A friend urged me to join the weekly photo challenge. It was a simple fun way to get myself “out there” more. At first I felt out of my depth. After my first thoughtful entry, I was proud of myself. That is, until I saw the other entries. It was like my vinegar and baking soda volcano was displayed among high-energy particle accelerators and organic computers. A funny thing seems to be happening for me though. Something unrelated to photography, although I think my subsequent posts hold their own nicely. The challenge themes (or other entries) stir me to write more interesting posts. Yes, I hear you screaming, “Well! Where are these more interesting posts?!?” Until typing this ditty they were nothing more than a “brainstorming list” collecting whatever the digital version of dust is. So here goes…
The theme of the photographs this week is “Mine”. Here’s Post A Day’s description: Is there a place, object, or view that’s entirely yours, or you’re a bit selfish or possessive about? Is it a feeling you feel when you look at the photo, or perhaps an unwillingness to share? I get rather possessive about that first cup of coffee in the morning. It’s definitely mine and I want it all to myself.
Simple enough? Maybe. My first impulse was a picture of the kids. Then, as I decided this required further reflection, and clicked through other submissions that seemed wrong;-well not wrong- just not quite it. Of course an overwhelming number of mommy bloggers posted pictures of their kids. It’s still amazing to me that I made another person. I’m very proud of that. I think that’s what those other ladies are hitting on, the pride aspect. Because here’s my thing the kids aren’t “MINE” in the possessive way. My secret Oreos are mine in that possessive way. My beloved wedding ring is. I may have had a hand in creating them, but the children belong to themselves (God, or nature, or the universe ultimately).
I fear I’ll stray so let me come right to the point (a bit late). I find it disturbing, that in general when anyone asks a woman to declare her selfishness in any way even briefly and harmlessly, she feels the need to stand up and shout her selflessness from the mountain top. Sigh. I do it too. What are we afraid of? You can love others immensely and still want things. It’s ideal to be fulfilled in your family life and with yourself, isn’t it? I wonder why there’s a sense of shame in saying we selfishly covet something. I don’t see men acting this way, as often.

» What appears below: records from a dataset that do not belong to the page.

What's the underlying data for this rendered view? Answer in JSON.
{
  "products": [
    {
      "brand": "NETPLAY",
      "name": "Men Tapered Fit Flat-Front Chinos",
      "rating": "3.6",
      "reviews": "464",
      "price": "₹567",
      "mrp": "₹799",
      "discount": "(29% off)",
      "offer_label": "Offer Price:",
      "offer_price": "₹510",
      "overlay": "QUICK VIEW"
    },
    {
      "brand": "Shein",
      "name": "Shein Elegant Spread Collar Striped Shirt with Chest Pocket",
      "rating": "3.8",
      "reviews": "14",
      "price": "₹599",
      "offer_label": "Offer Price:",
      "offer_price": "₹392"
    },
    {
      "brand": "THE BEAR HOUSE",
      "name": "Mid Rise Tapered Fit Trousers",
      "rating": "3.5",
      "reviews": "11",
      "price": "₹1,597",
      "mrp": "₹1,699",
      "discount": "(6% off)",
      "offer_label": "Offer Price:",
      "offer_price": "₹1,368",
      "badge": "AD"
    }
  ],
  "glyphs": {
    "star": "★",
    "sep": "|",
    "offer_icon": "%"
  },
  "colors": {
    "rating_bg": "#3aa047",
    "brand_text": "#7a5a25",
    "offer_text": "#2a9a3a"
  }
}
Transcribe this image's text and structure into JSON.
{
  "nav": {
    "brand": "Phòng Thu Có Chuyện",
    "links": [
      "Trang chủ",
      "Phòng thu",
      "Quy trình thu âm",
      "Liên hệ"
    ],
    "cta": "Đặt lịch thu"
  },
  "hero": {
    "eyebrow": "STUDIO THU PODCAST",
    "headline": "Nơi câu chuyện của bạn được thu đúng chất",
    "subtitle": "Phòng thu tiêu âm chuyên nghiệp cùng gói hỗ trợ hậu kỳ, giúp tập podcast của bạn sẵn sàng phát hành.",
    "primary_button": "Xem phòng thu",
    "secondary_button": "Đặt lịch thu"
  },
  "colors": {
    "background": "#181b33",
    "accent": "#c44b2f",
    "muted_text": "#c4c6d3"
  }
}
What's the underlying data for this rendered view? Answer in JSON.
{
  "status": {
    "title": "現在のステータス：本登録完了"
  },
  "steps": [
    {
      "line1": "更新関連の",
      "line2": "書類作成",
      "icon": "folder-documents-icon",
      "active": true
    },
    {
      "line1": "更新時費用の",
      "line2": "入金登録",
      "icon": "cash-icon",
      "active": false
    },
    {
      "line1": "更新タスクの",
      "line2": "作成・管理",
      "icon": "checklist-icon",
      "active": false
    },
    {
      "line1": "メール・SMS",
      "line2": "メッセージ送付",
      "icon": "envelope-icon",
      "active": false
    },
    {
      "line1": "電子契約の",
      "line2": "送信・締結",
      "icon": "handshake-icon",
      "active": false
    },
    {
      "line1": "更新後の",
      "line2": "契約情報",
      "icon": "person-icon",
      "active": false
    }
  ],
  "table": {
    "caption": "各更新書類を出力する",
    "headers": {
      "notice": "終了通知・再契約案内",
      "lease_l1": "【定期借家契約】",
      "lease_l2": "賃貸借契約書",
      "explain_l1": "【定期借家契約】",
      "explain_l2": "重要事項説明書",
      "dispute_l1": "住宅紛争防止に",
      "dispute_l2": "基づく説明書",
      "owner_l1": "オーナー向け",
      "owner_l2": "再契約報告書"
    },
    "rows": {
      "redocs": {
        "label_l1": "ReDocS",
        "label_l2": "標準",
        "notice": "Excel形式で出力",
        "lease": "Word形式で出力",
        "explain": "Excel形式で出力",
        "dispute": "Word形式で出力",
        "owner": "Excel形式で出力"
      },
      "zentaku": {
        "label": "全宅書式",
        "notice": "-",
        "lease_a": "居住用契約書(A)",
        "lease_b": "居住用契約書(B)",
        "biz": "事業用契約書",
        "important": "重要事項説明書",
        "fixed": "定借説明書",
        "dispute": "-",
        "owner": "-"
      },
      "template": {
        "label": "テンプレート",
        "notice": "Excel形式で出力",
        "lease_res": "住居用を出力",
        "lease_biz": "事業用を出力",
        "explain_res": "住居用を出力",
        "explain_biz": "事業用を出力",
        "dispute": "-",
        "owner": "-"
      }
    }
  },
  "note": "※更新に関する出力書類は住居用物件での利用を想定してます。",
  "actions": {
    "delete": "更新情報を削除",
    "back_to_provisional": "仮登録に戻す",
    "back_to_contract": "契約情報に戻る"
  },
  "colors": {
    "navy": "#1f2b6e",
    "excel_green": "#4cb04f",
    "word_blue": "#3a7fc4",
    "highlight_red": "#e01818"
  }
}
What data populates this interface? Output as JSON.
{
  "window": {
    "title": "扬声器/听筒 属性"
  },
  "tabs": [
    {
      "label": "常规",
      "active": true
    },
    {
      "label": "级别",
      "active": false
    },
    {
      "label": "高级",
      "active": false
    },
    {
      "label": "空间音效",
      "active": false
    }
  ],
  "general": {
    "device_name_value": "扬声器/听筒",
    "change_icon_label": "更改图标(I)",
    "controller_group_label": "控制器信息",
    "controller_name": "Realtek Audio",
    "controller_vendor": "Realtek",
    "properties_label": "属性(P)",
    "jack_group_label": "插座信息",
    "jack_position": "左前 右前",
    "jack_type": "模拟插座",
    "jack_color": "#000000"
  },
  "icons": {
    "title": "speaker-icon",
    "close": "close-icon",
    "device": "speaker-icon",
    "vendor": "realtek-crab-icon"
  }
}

I love my kids, but I did not stop being a woman at the onset of motherhood. I still like Pumpkin Lattes, OPI nail polish, movies, not sharing my desert and time alone. None of those things make me love the buggers any less. I read a friend’s status the other day which said something along the lines of “taking care of a sick kid all day, and then going out tonight. (don’t judge [legitimate reason not to reschedule])” It made me angry. How could anyone who has ever spent 8hrs with a sick child blame someone for wanting a break? If you have the energy at the end of a day of giving your whole self to your kids, and a chance to escape, go. The kind of mother, who deserves judgment for her wildly out of whack priorities, would never worry about what others think. Besides, why should my friend feel the need to explain herself? Anyone who knows her knows she’s a good mom and what do strangers matter?
I do it too. Sneak away, buy something for myself or have a moment when I just don’t like my kids and feel the need to publically state how devoted a parent I am or some such thing. Life was simpler before the oversharing, fostered by an ever present social media, invaded daily life. It’s hard to measure up against, quite literally, every other mother in the world. It’s a tool that can be used for good or evil. After all there’s a lot to be said for the far reaching support networks, vast amounts of information (albeit unreliable and flawed), and creative outlets. There are ups and downs to all of it, but this is another tangent. I wish upon a star for women, on the whole, to chill out, myself included. Who cares if some other mom breastfed until college? Or some other toddler can recite the alphabet in 3 languages? The fact that we’re worried about it means we’re probably doing the best we can. Every human has strengths and weaknesses. Not all moms are created equally good at making meals from scratch, sewing Halloween costumes or sock drawer organization. It’s ok to be an individual who is raising a tiny human who, you guessed it, is another individual. They are a brand new individual who has (for better or worse) thoughts, feelings, and plans of their own.
So, the next time you can’t stand your kid, don’t wallow in guilt or post a sonnet about their birth on social media- just laugh because it only means you’re both human. If someone asks, “What’s your selfish pleasure?” tell them about the cookies you baked and ate, without sharing, during nap time- with a smile. To enjoy motherhood completely, I think you really have to retain a sense of self. Your kids (and spouse) will thank you. Love them to the moon and back, just love yourself too and don’t apologize for it.